Ze strony układu rozrodczego: zaburzenia oogenezy i spermatogenezy, oligospermia, tymczasowa oligospermia, zaburzenia cyklu menstruacyjnego i wydzielanie z pochwy, bezpłodność, poronienia, odchylenia w rozwoju płodu, supresja spermatogenezy, impotencja, owrzodzenia pochwy, zapalenie pochwy, utrata libidum, wydzielanie z pochwy, ginekomastia.
Inne: uszkodzenia miejscowe (tworzenie sterylnego ropnia, lipodystrofia) w miejscu wstrzyknięcia przy podaniu domięśniowym lub podskórny, uczucie pieczenia w miejscu iniekcji, martwica, mucozyt, zwiększone zmęczenie, dreszcze, złe samopoczucie, gorączka, obrzęk, pogorszenie gojenia ran, nagła śmierć.
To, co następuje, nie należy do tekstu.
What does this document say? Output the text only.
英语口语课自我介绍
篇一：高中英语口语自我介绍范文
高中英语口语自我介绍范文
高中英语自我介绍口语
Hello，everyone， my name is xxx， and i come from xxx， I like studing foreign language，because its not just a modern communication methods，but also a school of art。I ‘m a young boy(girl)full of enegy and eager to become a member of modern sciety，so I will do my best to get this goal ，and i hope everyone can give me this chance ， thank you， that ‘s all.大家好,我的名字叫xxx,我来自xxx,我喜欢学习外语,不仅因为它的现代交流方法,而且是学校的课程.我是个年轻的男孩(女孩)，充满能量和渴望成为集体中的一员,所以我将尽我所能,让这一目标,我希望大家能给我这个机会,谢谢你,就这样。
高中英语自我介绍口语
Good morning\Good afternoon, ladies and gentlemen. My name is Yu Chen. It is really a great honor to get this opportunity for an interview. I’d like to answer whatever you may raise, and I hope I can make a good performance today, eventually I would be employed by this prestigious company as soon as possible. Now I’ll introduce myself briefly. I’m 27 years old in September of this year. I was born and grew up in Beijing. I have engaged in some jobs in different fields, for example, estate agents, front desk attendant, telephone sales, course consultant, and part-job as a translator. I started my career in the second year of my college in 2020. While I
Badania laboratoryjne: podwyższone poziomy enzymów wątrobowych, obniżenie poziomu albuminy surowicy.
Urazy, zatrucia, powikłania proceduralne: stopy wojskowe, nawrót objawów choroby przy oparzeniach promieniowaniem lub słońcem w wywiadzie.
Okres ważności. 2 lata.
Warunki przechowywania.
Przechowywać w temperaturze nie wyższej niż 25 °C w miejscu niedostępnym dla dzieci.
Niezgodność.
Metotreksat nie powinien być mieszany z innymi lekami.
Opakowanie.
2 ml roztworu w fiolce; 1 fiolka w opakowaniu.
Kategoria wydania. Na receptę.
Producent.
Pharmachem B.V.
Miejsce produkcji i adres działalności.
Svensweg 5, 2031 GA Haarlem, Holandia.